We present certain operating results for our hotels, such as hotel revenues, expenses, adjusted operating profit (and the related margin) and food and beverage adjusted profit (and the related margin), on a comparable hotel, or “same store,” basis as supplemental information for investors. Our comparable hotel results present operating results for hotels owned during the entirety of the periods being compared without giving effect to any acquisitions or dispositions, significant property damage or large scale capital improvements incurred during these periods. We present these comparable hotel operating results by eliminating corporate-level costs and expenses related to our capital structure, as well as depreciation and amortization. We eliminate corporate-level costs and expenses to arrive at property-level results because we believe property-level results provide investors with supplemental information into the ongoing operating performance of our hotels. We eliminate depreciation and amortization because, even though depreciation and amortization are property-level expenses, these non-cash expenses, which are based on historical cost accounting for real estate assets, implicitly assume that the value of real estate assets diminishes predictably over time. As noted earlier, because real estate values have historically risen or fallen with market conditions, many industry investors have considered presentation of operating results for real estate companies that use historical cost accounting to be insufficient by themselves.

As a result of the elimination of corporate-level costs and expenses and depreciation and amortization, the comparable hotel operating results we present do not represent our total revenues, expenses, operating profit or operating profit margin and should not be used to evaluate our performance as a whole. Management compensates for these limitations by separately considering the impact of these excluded items to the extent they are material to operating decisions or assessments of our operating performance. Our consolidated statements of operations include such amounts, all of which should be considered by investors when evaluating our performance.
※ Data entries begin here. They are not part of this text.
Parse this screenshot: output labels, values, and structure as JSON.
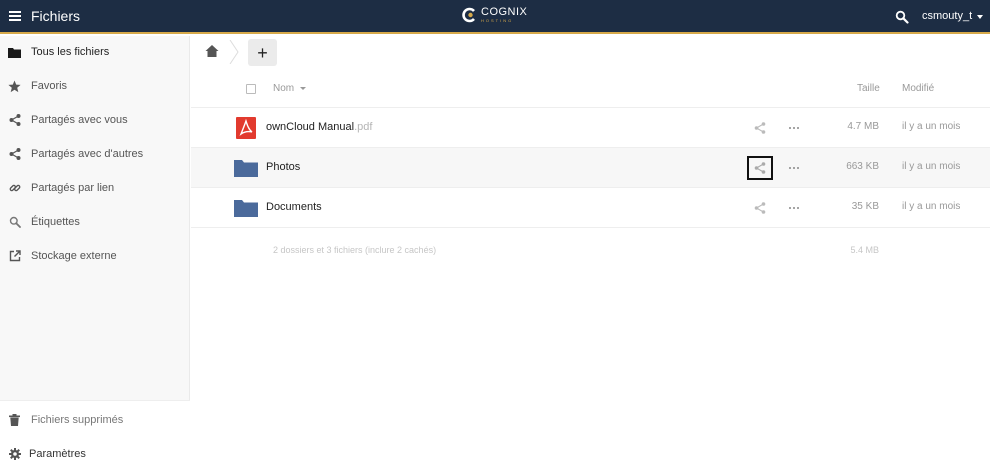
{
  "header": {
    "app_title": "Fichiers",
    "logo_text": "COGNIX",
    "logo_subtext": "HOSTING",
    "username": "csmouty_t",
    "bg_color": "#1d2d44",
    "accent_color": "#d6a94a"
  },
  "sidebar": {
    "items": [
      {
        "label": "Tous les fichiers",
        "icon": "folder-icon"
      },
      {
        "label": "Favoris",
        "icon": "star-icon"
      },
      {
        "label": "Partagés avec vous",
        "icon": "share-icon"
      },
      {
        "label": "Partagés avec d'autres",
        "icon": "share-icon"
      },
      {
        "label": "Partagés par lien",
        "icon": "link-icon"
      },
      {
        "label": "Étiquettes",
        "icon": "search-icon"
      },
      {
        "label": "Stockage externe",
        "icon": "external-storage-icon"
      }
    ],
    "bottom": [
      {
        "label": "Fichiers supprimés",
        "icon": "trash-icon"
      },
      {
        "label": "Paramètres",
        "icon": "gear-icon"
      }
    ]
  },
  "toolbar": {
    "new_label": "+"
  },
  "table": {
    "headers": {
      "name": "Nom",
      "size": "Taille",
      "modified": "Modifié"
    },
    "rows": [
      {
        "name": "ownCloud Manual",
        "ext": ".pdf",
        "type": "pdf",
        "size": "4.7 MB",
        "modified": "il y a un mois"
      },
      {
        "name": "Photos",
        "ext": "",
        "type": "folder",
        "size": "663 KB",
        "modified": "il y a un mois"
      },
      {
        "name": "Documents",
        "ext": "",
        "type": "folder",
        "size": "35 KB",
        "modified": "il y a un mois"
      }
    ],
    "summary": {
      "text": "2 dossiers et 3 fichiers (inclure 2 cachés)",
      "size": "5.4 MB"
    }
  }
}
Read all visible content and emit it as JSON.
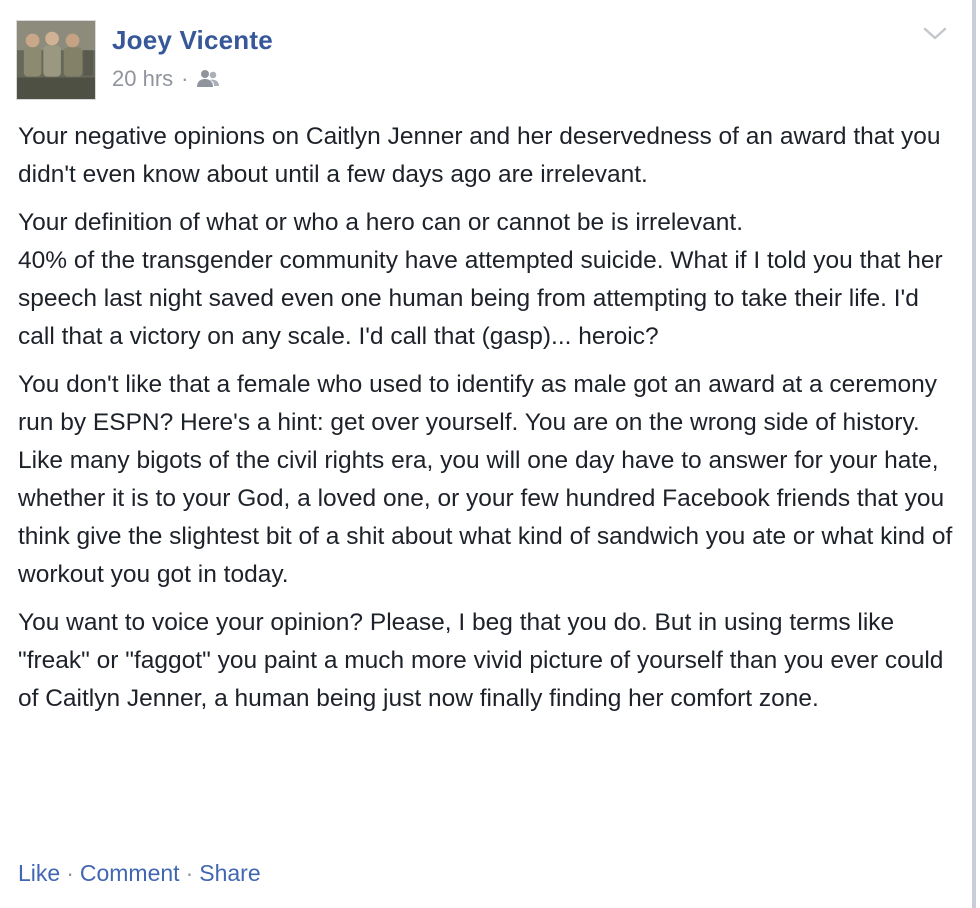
{
  "post": {
    "author": "Joey Vicente",
    "time": "20 hrs",
    "separator": "·",
    "privacy_icon": "friends-icon",
    "menu_icon": "chevron-down-icon",
    "paragraphs": [
      "Your negative opinions on Caitlyn Jenner and her deservedness of an award that you didn't even know about until a few days ago are irrelevant.",
      "Your definition of what or who a hero can or cannot be is irrelevant.",
      "40% of the transgender community have attempted suicide. What if I told you that her speech last night saved even one human being from attempting to take their life. I'd call that a victory on any scale. I'd call that (gasp)... heroic?",
      "You don't like that a female who used to identify as male got an award at a ceremony run by ESPN? Here's a hint: get over yourself. You are on the wrong side of history. Like many bigots of the civil rights era, you will one day have to answer for your hate, whether it is to your God, a loved one, or your few hundred Facebook friends that you think give the slightest bit of a shit about what kind of sandwich you ate or what kind of workout you got in today.",
      "You want to voice your opinion? Please, I beg that you do. But in using terms like \"freak\" or \"faggot\" you paint a much more vivid picture of yourself than you ever could of Caitlyn Jenner, a human being just now finally finding her comfort zone."
    ],
    "actions": {
      "like": "Like",
      "comment": "Comment",
      "share": "Share",
      "separator": "·"
    }
  },
  "colors": {
    "link": "#4267b2",
    "author": "#365899",
    "meta": "#90949c",
    "text": "#1d2129"
  }
}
We present these hotel operating results on a comparable hotel basis because we believe that doing so provides investors and management with useful information for evaluating the period-to-period performance of our hotels and facilitates comparisons with other hotel REITs and hotel owners. In particular, these measures assist management and investors in distinguishing whether increases or decreases in revenues and/or expenses are due to growth or decline of operations at comparable hotels (which represent the vast majority of our portfolio) or from other factors, such as the effect of acquisitions or dispositions. While management believes that presentation of comparable hotel results is a “same store” supplemental measure that provides useful information in evaluating our ongoing performance, this measure is not used to allocate resources or to assess the operating performance of each of these hotels, as these decisions are based on data for individual hotels and are not based on comparable hotel results. For these reasons, we believe that comparable hotel operating results, when combined with the presentation of GAAP operating profit, revenues and expenses, provide useful information to investors and management.